Daemon waits on the stone bridge, the sea wind whipping against his face, as she approaches. In her cloak of grey, she would fade into the cloudy mist, were it not for her white-blonde hair. As her figure grows clearer, his eyes search her neck until he sees the glint of gold. She does not wear the steel he gave her. He knows not why he thought she might, yet he realizes now that he was counting on it.
He had arrived first. He'd wanted time alone in the fortress he once called home. He knew she would not mind.
"Uncle," she says in greeting.
"Rhaenyra," he says, "I am glad to see you."
"I am sorry for your late wife." She speaks gently but her voice is deeper than he remembers it. She is pretty as ever, yet Daemon scarcely recognizes her. He recalls the day he gifted her the jewelry he's been imagining 'round her neck, her jests cutting through the dark mood he had found himself in. Daemon has always been able to rely on her mischief to coax him back out of himself, the grin he saw so oft he still considers it part of her face. She is not smiling now.
Daemon was anticipating the difficulty of seeing her on Laenor's arm, their comfort with each other, the three children he suspected had been sired by Ser Harwin Strong. He has not wished to see the intimacy the two of them once shared now shared with others.
And yet despite the presence of Rhaenyra's family, despite the presence of their guards, she appears very much alone – exhaustion in her countenance. He remembers the light that once lived behind those eyes.
Daemon wonders what she thinks as she takes him in. Although the years have scarcely bothered to touch his face, he recalls what Laena said to him on the last night before her passing: "The man I married was more than this."
Laena. He feels an ache in his chest as her image swims back to him, the white curls that gently framed her face, her quiet strength. She had deserved better than she got.
Rhaenyra is looking at him with compassion and… pity. This isn't how he imagined this going.
"Thank you for taking care of her," says Laenor, stepping beside Rhaenyra and taking her arm. His eyes are red.

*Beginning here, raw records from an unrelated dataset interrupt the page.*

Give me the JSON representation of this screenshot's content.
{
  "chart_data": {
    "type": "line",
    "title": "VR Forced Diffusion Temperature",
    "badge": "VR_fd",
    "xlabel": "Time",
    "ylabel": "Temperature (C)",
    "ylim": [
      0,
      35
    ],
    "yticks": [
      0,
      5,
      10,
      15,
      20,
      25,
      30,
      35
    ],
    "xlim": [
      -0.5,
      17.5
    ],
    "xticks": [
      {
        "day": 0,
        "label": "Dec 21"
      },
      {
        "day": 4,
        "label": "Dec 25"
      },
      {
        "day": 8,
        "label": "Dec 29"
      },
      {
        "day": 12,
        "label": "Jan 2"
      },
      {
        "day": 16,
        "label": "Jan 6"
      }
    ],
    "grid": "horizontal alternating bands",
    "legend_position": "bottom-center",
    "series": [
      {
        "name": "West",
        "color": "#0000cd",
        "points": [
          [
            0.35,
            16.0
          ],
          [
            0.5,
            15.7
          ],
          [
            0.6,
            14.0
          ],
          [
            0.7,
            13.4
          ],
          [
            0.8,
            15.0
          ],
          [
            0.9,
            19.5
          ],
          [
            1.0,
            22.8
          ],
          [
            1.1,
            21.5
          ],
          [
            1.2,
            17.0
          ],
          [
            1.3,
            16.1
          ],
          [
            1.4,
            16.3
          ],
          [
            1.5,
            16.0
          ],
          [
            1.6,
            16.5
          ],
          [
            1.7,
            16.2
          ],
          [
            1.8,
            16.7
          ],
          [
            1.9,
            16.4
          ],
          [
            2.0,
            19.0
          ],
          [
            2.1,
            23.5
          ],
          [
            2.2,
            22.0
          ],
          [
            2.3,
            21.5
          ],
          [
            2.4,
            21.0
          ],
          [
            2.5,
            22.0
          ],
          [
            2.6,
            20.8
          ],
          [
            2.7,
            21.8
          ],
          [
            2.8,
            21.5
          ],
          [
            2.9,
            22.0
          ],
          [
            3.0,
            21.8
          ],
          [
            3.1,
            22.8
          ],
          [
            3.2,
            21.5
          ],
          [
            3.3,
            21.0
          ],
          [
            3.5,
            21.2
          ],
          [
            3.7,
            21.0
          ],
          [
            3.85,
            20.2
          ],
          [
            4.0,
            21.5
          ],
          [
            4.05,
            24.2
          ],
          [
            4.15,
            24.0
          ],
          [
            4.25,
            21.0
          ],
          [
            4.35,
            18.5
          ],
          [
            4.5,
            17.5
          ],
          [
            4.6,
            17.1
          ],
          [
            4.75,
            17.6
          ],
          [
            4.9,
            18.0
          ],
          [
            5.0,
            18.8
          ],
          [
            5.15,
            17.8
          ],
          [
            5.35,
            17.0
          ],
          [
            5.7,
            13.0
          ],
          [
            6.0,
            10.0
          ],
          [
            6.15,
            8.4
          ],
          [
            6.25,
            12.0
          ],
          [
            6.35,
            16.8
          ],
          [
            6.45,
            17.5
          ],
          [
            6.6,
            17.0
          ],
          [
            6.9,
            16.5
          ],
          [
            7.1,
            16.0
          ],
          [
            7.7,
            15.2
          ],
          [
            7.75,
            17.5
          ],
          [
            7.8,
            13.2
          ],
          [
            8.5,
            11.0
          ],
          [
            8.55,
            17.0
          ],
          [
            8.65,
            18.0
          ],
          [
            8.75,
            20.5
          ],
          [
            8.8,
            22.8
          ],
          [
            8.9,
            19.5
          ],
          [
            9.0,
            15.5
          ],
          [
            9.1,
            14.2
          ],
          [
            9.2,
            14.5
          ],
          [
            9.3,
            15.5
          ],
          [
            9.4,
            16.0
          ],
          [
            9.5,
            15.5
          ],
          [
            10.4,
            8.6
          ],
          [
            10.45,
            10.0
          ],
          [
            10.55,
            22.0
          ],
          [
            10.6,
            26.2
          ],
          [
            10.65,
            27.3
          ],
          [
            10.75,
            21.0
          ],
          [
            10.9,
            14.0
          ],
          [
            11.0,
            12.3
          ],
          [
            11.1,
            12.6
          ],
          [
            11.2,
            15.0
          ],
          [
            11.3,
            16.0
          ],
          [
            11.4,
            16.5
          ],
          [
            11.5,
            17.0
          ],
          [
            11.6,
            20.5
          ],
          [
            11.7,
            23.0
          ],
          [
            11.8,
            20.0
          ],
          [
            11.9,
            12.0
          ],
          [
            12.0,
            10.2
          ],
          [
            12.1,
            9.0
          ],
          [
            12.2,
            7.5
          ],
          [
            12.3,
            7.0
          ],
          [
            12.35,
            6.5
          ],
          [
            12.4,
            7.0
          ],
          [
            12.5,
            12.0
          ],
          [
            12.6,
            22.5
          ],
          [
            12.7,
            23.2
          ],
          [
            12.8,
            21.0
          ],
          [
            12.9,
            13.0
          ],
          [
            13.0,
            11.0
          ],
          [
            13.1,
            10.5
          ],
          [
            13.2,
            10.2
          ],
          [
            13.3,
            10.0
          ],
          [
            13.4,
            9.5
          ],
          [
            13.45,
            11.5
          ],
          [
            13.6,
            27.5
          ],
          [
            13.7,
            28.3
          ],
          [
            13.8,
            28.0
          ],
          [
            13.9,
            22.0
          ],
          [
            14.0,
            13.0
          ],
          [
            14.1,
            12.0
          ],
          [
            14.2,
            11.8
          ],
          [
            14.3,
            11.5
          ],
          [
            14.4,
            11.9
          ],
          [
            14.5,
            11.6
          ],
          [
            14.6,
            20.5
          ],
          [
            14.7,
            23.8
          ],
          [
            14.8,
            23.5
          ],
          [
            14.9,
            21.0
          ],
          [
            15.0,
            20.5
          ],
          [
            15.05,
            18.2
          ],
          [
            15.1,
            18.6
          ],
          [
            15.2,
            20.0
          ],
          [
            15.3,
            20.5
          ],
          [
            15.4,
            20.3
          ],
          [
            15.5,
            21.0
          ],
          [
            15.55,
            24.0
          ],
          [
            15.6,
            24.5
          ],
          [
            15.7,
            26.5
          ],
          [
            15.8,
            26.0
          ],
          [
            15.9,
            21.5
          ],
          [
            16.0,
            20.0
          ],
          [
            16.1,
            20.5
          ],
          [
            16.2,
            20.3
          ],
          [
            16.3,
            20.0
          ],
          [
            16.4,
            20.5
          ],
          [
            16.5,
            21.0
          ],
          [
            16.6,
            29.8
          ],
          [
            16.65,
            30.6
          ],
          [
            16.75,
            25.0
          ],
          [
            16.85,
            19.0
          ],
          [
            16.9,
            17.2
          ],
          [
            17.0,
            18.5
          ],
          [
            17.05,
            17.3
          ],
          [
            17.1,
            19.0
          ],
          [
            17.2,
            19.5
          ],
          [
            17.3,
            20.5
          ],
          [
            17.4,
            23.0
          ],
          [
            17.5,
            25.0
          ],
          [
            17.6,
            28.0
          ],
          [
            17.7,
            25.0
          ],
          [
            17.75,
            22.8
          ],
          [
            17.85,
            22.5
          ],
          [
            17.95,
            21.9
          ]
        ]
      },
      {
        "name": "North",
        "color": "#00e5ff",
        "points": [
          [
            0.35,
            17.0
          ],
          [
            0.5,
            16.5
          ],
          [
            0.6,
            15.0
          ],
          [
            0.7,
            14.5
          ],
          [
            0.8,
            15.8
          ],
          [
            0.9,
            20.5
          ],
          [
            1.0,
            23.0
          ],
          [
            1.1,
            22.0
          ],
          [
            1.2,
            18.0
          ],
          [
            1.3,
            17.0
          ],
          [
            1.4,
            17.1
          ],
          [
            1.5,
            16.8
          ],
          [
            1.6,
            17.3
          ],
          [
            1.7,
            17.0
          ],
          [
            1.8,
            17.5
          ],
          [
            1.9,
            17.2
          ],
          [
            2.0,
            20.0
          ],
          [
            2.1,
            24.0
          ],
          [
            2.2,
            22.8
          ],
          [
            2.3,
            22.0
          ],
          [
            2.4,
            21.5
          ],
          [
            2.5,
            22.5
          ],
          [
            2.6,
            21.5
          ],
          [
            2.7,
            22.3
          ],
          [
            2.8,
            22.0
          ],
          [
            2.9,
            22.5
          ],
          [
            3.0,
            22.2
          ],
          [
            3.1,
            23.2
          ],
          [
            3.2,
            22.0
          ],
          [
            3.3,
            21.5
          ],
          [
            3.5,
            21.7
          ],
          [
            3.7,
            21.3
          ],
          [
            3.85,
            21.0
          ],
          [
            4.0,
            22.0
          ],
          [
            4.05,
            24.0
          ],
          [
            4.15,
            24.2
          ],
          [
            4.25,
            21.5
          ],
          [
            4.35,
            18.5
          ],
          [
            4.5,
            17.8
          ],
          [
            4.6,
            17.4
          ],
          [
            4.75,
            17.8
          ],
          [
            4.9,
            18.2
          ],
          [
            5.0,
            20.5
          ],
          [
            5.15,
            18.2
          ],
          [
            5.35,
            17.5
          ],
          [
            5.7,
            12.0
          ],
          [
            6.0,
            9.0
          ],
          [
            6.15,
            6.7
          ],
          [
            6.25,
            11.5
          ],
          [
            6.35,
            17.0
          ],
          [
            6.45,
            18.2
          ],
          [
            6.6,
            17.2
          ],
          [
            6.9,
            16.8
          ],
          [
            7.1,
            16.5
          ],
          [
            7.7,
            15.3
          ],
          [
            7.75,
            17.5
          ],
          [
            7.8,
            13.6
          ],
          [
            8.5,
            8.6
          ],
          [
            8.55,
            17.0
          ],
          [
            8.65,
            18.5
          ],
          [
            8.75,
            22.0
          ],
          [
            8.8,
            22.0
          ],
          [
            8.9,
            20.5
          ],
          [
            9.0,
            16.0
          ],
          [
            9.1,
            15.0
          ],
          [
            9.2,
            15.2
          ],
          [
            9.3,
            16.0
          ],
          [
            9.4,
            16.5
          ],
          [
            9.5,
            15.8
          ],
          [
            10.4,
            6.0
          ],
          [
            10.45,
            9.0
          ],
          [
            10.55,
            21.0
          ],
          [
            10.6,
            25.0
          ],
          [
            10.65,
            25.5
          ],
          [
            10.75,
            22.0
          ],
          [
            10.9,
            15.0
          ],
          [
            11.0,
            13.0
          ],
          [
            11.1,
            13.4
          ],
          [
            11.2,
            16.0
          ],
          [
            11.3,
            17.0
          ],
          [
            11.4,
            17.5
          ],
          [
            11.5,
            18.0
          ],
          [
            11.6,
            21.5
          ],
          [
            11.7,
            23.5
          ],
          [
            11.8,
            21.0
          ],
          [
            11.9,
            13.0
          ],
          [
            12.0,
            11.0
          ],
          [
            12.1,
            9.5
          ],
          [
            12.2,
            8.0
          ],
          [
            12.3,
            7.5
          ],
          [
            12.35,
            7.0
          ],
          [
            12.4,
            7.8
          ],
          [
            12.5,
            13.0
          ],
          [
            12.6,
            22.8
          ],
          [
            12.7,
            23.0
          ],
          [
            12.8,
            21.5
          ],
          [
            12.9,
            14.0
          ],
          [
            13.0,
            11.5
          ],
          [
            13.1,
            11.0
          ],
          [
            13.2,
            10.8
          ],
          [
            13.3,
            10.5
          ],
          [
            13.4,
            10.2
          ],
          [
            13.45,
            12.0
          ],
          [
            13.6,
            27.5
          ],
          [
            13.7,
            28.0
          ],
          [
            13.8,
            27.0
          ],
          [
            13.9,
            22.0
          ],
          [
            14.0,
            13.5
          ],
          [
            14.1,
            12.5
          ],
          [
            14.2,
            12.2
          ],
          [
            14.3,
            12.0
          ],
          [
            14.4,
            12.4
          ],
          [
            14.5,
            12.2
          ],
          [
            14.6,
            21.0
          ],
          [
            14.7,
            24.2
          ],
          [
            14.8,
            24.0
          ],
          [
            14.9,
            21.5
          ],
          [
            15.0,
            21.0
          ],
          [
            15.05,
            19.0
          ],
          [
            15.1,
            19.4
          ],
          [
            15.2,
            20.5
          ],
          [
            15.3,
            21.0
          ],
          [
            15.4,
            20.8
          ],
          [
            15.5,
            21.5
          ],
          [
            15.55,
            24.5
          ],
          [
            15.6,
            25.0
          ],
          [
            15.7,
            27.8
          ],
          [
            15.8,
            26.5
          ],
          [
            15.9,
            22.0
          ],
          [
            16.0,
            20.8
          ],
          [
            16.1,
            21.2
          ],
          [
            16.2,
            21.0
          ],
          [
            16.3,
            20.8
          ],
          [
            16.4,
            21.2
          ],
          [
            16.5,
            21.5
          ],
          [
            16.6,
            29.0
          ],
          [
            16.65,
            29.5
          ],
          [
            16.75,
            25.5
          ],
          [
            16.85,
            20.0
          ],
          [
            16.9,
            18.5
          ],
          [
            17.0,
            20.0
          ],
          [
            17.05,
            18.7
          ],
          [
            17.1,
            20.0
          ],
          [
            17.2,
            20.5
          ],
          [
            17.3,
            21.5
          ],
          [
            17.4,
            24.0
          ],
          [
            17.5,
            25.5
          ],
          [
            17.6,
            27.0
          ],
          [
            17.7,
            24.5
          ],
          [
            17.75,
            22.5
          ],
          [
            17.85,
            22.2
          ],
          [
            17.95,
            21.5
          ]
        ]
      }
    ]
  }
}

"She fought until the end," replies Daemon. "She died as she lived." My brave girl, he thinks to himself, though these words feel too intimate to speak aloud.
She does not lean into him, Daemon thinks to himself, noting the stiffness between the princess and her lord husband.
"If we can be of any assistance," Rhaenyra begins and then pauses as if assessing him. "With your girls. I know what it is like to lose a mother. The wound never fully closes."
All he can do is bow his head. What else is there to say? A gust of wind sends the tide spilling over the rocks, and Daemon turns, leading them back toward the castle that is no longer his. He is thankful for the roaring sea, for the footsteps of the men who escort them and their clinking of armor – for these deafening sounds make it difficult to speak whilst they walk.
This is not how he imagined it. This is not how he imagined her.
They had always found their way back to one another – sometimes years between their meetings – as if no time had passed: the quiet familiarity between them simmering below the silence. He now feels as if the cord between them has been severed. He has been holding his end for ten years, trusting it would one day lead him back to her. He wonders what happened to her necklace. When was the last time he saw her in it? The wedding feast? No, she was not wearing it then. He searches for her neck again in his memory. Ah yes, he thinks to himself, the pleasure house, a smile softly tugging at the corners of his lips. He remembers running his fingers over her face – her eyes rapt – as he glanced it, pride swelling in his breast, as he leaned down to capture her parted mouth with his.
That was the last time he'd seen her wear it.
Her mouth looks different now. It is not the lines on her face that disturb him. Time has been kind to her as well. No, it's the downward turn of those lips, the frown he saw when he looked at her. Living there on her face. He does not need to turn around to know it is still there, that it has grown there for years – her face slowly hardening with each day spent in King's Landing without a friend, her body hardening rapidly in the throes of each labor, the steady darkening of her eyes with each piece of slander she faces in court.
It was he who did this to her and then fled. He has hid in his books for the past ten years while she slowly turned to stone, convincing himself first of his strategy and later, his restraint.
"The man I married was more than this."
Daemon turns to glance at her and at once understands the root of his disturbance. It is not guilt he feels nor is it shame for how he must appear to eyes that have grown; it is not the time they spent apart nor is it the man on her arm, nor is it the children on her hip.
It is the simple matter that she is not looking at him at all.